From: owner-gftp-users@xxxxxxxx [mailto:owner-gftp-users@xxxxxxxx] On Behalf
Of Dan Koester
Sent: Wednesday, July 02, 2008 4:38 PM
Subject: RE: [gftp] Problem with gftp
Well unfortunately as a user of FTP you are required to make a couple of
management decisions per the protocol. GFTP isn't a "front-end" for the
ftp command it's a full fledged ftp/ftps/ssh/http/https/fsp client
supporting far more protocols and features than the basic netkit ftp
client included in most distributions. Which still requires you to
switch to PASV mode (using that command) if it is required.
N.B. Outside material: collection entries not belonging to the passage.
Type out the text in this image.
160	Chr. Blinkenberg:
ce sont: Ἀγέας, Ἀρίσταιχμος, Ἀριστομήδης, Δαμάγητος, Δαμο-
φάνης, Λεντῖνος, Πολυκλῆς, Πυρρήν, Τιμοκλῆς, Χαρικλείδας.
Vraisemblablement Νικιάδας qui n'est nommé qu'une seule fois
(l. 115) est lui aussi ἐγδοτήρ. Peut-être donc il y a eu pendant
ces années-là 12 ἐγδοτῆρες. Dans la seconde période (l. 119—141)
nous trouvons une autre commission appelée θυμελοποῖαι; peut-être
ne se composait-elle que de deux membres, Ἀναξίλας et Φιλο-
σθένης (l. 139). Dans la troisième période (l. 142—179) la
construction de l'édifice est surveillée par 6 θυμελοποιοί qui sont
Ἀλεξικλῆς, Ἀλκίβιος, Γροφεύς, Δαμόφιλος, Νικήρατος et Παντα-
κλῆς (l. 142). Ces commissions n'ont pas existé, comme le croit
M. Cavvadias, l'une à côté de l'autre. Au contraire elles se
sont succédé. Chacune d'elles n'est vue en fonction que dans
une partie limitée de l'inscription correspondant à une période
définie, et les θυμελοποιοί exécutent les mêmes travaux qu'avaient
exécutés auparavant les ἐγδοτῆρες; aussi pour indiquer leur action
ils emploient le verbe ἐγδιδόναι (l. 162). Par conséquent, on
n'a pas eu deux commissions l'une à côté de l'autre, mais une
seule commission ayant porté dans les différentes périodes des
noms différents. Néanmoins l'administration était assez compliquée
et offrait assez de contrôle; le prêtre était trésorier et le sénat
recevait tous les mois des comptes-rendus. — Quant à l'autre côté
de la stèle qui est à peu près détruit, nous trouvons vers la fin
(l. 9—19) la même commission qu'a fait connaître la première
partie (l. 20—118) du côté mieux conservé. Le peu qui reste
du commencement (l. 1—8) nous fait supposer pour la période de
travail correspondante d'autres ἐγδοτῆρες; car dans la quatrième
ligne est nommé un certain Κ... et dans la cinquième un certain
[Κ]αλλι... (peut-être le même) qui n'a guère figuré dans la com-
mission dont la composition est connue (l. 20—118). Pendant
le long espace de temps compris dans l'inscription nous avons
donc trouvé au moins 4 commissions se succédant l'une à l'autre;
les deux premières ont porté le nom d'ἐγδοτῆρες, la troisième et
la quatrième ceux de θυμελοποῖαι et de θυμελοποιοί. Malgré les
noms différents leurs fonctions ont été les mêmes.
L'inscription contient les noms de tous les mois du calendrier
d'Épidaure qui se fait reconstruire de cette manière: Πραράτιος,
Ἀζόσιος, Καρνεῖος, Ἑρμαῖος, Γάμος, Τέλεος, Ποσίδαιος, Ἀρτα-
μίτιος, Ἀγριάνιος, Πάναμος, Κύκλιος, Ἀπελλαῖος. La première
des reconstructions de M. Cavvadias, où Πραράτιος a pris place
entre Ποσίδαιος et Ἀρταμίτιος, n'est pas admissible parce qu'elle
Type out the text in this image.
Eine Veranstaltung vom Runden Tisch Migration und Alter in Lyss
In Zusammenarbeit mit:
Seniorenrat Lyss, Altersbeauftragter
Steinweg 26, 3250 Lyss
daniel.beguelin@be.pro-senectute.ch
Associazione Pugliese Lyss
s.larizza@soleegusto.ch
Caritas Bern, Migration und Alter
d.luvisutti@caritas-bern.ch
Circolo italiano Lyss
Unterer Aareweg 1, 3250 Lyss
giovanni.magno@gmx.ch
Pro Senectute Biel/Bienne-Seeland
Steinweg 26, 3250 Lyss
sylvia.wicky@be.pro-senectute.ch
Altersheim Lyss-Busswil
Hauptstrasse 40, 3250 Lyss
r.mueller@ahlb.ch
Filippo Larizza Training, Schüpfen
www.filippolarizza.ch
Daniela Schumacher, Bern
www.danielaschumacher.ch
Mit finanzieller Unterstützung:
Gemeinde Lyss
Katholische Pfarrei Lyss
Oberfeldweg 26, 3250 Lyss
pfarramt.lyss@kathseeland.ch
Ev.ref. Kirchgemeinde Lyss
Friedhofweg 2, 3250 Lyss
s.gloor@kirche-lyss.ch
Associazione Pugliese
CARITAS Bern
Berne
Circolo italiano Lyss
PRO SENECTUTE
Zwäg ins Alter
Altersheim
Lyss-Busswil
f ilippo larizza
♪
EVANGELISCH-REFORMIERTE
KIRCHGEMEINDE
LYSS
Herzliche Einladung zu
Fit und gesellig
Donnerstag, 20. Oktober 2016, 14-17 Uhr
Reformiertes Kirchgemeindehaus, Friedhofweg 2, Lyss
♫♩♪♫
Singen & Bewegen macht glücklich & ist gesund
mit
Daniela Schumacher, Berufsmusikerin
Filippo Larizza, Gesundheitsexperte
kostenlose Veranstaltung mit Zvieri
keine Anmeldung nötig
As far as "passive" file transfers goes, that was added to the FTP spec
as a later addition due to the popularity of firewalls that would block
incoming connection requests from the server. FTP uses multiple port
connections per the protocol. Passive and Active modes define the ways
in which those connections are made. In Active the client opens a port
and waits for the server to connect to it (impossible through many
firewalls). In Passive the server opens a port and waits for the client
to connect (also impossible if the SERVER is behind a firewall).
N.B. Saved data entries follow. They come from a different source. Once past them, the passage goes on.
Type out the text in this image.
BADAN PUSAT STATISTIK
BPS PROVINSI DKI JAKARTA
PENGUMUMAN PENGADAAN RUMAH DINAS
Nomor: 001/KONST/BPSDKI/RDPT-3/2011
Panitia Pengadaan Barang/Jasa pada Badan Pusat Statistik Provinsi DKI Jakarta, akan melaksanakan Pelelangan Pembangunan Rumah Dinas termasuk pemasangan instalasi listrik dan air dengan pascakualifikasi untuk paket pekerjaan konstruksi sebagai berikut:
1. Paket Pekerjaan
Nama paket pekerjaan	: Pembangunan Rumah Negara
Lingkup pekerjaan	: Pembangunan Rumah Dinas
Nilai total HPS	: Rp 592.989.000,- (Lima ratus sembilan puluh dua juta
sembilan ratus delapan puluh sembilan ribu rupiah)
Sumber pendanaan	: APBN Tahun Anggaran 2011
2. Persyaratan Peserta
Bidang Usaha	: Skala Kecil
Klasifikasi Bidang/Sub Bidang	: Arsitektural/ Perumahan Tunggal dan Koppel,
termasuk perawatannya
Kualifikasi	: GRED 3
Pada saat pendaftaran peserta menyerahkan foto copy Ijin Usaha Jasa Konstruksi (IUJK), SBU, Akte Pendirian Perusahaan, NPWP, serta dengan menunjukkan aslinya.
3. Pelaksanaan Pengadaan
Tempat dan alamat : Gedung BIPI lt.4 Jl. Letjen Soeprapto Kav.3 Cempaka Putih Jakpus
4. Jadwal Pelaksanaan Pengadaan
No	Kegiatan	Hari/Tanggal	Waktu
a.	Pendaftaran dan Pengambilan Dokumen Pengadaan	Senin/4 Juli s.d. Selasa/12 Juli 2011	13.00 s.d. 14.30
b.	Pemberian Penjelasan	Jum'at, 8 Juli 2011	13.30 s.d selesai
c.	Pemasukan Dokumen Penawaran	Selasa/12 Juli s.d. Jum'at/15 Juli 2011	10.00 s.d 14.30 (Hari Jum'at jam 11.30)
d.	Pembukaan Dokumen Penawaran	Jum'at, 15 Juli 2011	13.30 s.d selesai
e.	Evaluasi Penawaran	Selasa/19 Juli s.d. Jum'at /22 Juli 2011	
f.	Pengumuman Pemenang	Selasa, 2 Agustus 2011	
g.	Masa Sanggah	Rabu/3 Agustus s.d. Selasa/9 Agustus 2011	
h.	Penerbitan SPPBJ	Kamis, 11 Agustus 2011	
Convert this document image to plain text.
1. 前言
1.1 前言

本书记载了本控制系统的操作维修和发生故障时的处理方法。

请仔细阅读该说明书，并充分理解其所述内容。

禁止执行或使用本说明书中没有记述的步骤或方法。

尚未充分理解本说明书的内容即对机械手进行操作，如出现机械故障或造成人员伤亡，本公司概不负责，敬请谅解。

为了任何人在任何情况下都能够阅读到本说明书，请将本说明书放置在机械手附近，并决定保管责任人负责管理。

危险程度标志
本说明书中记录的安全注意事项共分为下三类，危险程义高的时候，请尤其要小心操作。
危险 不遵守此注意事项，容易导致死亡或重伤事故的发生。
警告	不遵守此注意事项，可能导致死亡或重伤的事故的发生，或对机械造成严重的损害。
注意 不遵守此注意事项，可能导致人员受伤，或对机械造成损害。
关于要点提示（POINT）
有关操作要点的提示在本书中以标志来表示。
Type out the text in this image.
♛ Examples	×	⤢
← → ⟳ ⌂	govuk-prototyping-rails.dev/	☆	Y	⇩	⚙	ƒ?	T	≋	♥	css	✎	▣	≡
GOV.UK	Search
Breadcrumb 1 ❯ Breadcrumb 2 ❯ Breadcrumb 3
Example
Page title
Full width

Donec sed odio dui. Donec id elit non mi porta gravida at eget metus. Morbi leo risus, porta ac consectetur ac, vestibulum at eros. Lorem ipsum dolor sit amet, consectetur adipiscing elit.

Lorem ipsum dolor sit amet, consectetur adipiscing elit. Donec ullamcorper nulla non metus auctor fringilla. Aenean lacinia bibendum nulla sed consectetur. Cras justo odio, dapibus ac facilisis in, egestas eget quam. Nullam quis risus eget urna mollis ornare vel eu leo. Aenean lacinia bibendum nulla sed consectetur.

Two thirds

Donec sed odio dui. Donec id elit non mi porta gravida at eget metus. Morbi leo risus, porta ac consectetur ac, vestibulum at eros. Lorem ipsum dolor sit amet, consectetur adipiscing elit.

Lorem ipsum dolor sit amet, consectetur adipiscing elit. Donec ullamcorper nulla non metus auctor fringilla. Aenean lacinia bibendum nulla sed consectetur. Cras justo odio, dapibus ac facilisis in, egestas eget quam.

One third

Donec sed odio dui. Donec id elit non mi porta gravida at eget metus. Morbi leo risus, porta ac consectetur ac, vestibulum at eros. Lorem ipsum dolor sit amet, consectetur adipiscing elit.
Some commercial routers support ftp in such a way that they actually
listen to the PASV commands and can parse the port number and
automagically forward that to the server/client machine. If they do not
support that you will need to forward all possible PASV ports to your
machine through the router and setup the server to only use those port
Problems mostly arise when both ftp client and server are behind
firewalls not setup correctly for FTP. Either you or the server needs
to be able to get connections on random ports. Usually the server does
this since most clients don't allow you to define what ports PASV mode
will use so it's harder to forward those in the router.
The "Ignore PASV address" is needed if the server on the other end isn't
giving out the routers public IP address and is using an internal
address. That's a feature netkit ftp doesn't have and is required for
dumb servers hiding behind firewalls.
On Wed, 2008-07-02 at 16:16 -0400, Rob Wilkens wrote:
> As a user, the less I have to 'manage' the better. The idea behind why I
> used gftp is that it's an 'easy' front end for 'ftp' which otherwise has a
> text interface and limited ease of use. If I suddenly have to manage
> then that whole 'easy' benefit goes away.
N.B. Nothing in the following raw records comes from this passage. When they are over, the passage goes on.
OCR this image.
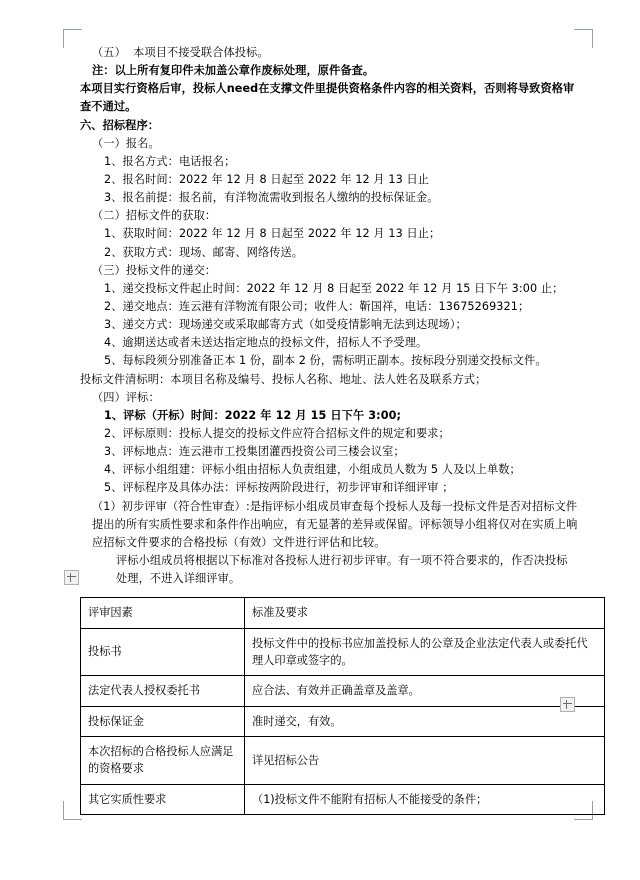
（五）  本项目不接受联合体投标。

注：以上所有复印件未加盖公章作废标处理，原件备查。

本项目实行资格后审，投标人need在支撑文件里提供资格条件内容的相关资料，否则将导致资格审查不通过。

六、招标程序：

（一）报名。

1、报名方式：电话报名；

2、报名时间：2022 年 12 月 8 日起至 2022 年 12 月 13 日止

3、报名前提：报名前，有洋物流需收到报名人缴纳的投标保证金。

（二）招标文件的获取：

1、获取时间：2022 年 12 月 8 日起至 2022 年 12 月 13 日止；

2、获取方式：现场、邮寄、网络传送。

（三）投标文件的递交：

1、递交投标文件起止时间：2022 年 12 月 8 日起至 2022 年 12 月 15 日下午 3:00 止；

2、递交地点：连云港有洋物流有限公司；收件人：靳国祥，电话：13675269321；

3、递交方式：现场递交或采取邮寄方式（如受疫情影响无法到达现场）；

4、逾期送达或者未送达指定地点的投标文件，招标人不予受理。

5、每标段须分别准备正本 1 份，副本 2 份，需标明正副本。按标段分别递交投标文件。

投标文件清标明：本项目名称及编号、投标人名称、地址、法人姓名及联系方式；

（四）评标：

1、评标（开标）时间：2022 年 12 月 15 日下午 3:00;

2、评标原则：投标人提交的投标文件应符合招标文件的规定和要求；

3、评标地点：连云港市工投集团灌西投资公司三楼会议室；

4、评标小组组建：评标小组由招标人负责组建，小组成员人数为 5 人及以上单数；

5、评标程序及具体办法：评标按两阶段进行，初步评审和详细评审 ；

（1）初步评审（符合性审查）:是指评标小组成员审查每个投标人及每一投标文件是否对招标文件提出的所有实质性要求和条件作出响应，有无显著的差异或保留。评标领导小组将仅对在实质上响应招标文件要求的合格投标（有效）文件进行评估和比较。

评标小组成员将根据以下标准对各投标人进行初步评审。有一项不符合要求的，作否决投标处理，不进入详细评审。

评审因素	标准及要求
投标书	投标文件中的投标书应加盖投标人的公章及企业法定代表人或委托代理人印章或签字的。
法定代表人授权委托书	应合法、有效并正确盖章及盖章。
投标保证金	准时递交，有效。
本次招标的合格投标人应满足的资格要求	详见招标公告
其它实质性要求	（1)投标文件不能附有招标人不能接受的条件；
> -----Original Message-----
> From: owner-gftp-users@xxxxxxxx [mailto:owner-gftp-users@xxxxxxxx] On
> Of Brad Rogers
> Sent: Wednesday, July 02, 2008 2:11 PM
> To: gftp-users@xxxxxxxx
> Subject: Re: [gftp] Problem with gftp
> On Thu, 3 Jul 2008 01:02:03 +0800 (WST)
> Bret Busby <bret@xxxxxxxxx> wrote:
> Hello Bret,
> > The log file that you named, lists only the two times that I found and
> > tried to list the logging (in the gftp menu's; Logging->View log), it
> > shows each instance as displaying and clearing the logfile which has
> > as part of its name, a sessionID.
> I hadn't realised that the log expired each session, sorry. It's a pity
> that the log size can't be user set and rolled through, I agree.
> Regards _
> / ) "The blindingly obvious is
> / _)rad never immediately apparent"
> Where will you be when the bodies burn?